Cisco UCS S-Series Storage Server Chassis

Cohesity UCS clusters for SmartFiles require a minimum of three (3) compute nodes. Each Cisco UCS S Series Storage Server for Cohesity SmartFiles, is equipped with a dual Server node. The Cisco UCS S-Series Storage Servers are connected directly to the Cisco UCS Fabric Interconnects in Direct Connect mode. Internally the Cisco UCS S-Series servers are configured with the PCIe-based system I/O controller for Quad Port 10/25G Cisco VIC 1455. The standard and redundant connection practice is to connect port 1 and port 2 of each server’s VIC card to a numbered port on FI A, and port 3 and port 4 of each server’s VIC card to the same numbered port on FI B. The design also supports connecting just port 1 to FI A and port 3 to FI B.  The use of ports 1 and 3 are because ports 1 and 2 form an internal port-channel, as does ports 3 and 4. This allows an optional 2 cable connection method, which is not used in this design.

 

Figure 8.          Cisco UCS S-Series Storage Server Connectivity

Logical topology

Logical network design

The Cohesity Helios Platform for Cohesity SmartFiles running on Cisco UCS has communication pathways that fall into two defined zones:

●   Management Zone: This zone comprises the connections needed to manage the physical hardware, and the configuration of the Cisco UCS domain.
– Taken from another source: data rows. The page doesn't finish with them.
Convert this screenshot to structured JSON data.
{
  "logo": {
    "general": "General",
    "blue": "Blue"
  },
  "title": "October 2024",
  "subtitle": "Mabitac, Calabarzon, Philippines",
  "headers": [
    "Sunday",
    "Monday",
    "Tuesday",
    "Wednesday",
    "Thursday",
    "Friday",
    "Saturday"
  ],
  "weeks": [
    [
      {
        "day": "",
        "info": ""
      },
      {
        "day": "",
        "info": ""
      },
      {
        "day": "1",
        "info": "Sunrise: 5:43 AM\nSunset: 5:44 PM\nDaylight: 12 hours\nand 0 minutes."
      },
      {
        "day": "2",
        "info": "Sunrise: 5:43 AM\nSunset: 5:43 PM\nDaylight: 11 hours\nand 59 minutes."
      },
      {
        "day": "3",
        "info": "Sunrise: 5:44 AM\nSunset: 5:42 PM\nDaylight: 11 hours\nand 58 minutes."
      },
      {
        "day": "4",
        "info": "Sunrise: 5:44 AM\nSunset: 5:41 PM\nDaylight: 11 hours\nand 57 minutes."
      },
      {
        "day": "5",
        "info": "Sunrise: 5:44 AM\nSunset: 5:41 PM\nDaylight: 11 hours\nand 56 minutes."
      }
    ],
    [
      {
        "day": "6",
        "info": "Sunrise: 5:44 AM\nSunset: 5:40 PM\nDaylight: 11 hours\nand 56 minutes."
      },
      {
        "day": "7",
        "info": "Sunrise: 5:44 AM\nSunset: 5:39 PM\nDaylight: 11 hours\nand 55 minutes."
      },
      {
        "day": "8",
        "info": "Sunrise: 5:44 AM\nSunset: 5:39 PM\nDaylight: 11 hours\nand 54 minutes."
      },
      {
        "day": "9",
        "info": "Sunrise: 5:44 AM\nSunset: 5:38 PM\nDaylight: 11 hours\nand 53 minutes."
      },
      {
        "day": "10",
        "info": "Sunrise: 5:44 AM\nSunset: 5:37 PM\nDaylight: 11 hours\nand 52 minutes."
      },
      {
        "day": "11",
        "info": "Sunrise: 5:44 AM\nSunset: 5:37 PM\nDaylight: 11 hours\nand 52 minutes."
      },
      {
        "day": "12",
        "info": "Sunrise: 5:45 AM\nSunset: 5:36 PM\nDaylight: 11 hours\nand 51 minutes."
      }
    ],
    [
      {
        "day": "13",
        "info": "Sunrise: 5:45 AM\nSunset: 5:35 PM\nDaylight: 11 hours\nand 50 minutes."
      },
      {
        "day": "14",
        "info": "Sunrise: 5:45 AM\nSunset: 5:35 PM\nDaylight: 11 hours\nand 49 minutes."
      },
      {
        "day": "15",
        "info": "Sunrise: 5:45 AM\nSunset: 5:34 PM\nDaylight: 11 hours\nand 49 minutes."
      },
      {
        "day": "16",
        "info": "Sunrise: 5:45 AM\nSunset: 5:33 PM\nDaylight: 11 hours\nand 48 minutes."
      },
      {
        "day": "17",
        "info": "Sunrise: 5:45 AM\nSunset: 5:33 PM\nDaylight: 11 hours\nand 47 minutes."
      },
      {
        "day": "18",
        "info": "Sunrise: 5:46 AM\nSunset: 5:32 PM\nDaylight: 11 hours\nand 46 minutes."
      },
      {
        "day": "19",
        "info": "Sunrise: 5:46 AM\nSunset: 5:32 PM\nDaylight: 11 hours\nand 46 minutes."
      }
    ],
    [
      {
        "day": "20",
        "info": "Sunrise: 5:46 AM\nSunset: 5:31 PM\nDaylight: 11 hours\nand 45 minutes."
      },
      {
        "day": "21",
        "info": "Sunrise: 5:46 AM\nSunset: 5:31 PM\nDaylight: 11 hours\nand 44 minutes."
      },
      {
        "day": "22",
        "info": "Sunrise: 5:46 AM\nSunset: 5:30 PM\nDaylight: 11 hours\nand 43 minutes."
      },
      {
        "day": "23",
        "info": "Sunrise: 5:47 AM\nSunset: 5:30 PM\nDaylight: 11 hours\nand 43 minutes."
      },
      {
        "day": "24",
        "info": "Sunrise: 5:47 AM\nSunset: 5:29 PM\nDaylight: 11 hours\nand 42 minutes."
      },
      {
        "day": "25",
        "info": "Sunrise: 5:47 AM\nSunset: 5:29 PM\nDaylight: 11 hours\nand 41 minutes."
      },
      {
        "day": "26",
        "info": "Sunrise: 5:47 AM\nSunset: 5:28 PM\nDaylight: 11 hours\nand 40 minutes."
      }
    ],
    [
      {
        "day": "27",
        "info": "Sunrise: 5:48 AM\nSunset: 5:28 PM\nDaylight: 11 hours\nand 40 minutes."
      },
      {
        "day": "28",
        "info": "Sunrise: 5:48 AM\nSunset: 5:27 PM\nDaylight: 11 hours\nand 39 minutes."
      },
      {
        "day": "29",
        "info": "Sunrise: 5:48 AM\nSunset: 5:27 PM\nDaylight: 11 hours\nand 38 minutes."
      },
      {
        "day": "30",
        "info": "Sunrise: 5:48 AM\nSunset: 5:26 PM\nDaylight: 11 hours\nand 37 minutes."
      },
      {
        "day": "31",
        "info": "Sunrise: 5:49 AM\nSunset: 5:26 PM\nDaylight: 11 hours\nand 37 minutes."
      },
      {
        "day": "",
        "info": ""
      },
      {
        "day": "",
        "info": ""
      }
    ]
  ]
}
These interfaces and IP addresses need to be available to all staff who will administer the UCS system, throughout the LAN/WAN. All IP addresses in this zone must be allocated from the same layer 2 (L2) subnet. This zone must provide access to Domain Name System (DNS), Network Time Protocol (NTP) services, and allow communication through HTTP/S and Secure Shell (SSH). In this zone are multiple physical and virtual components:

◦     Fabric Interconnect management ports.

◦     Cisco Intelligent Management Controller (CIMC) management interfaces used by each the rack-mount servers and blades, which answer through the FI management ports.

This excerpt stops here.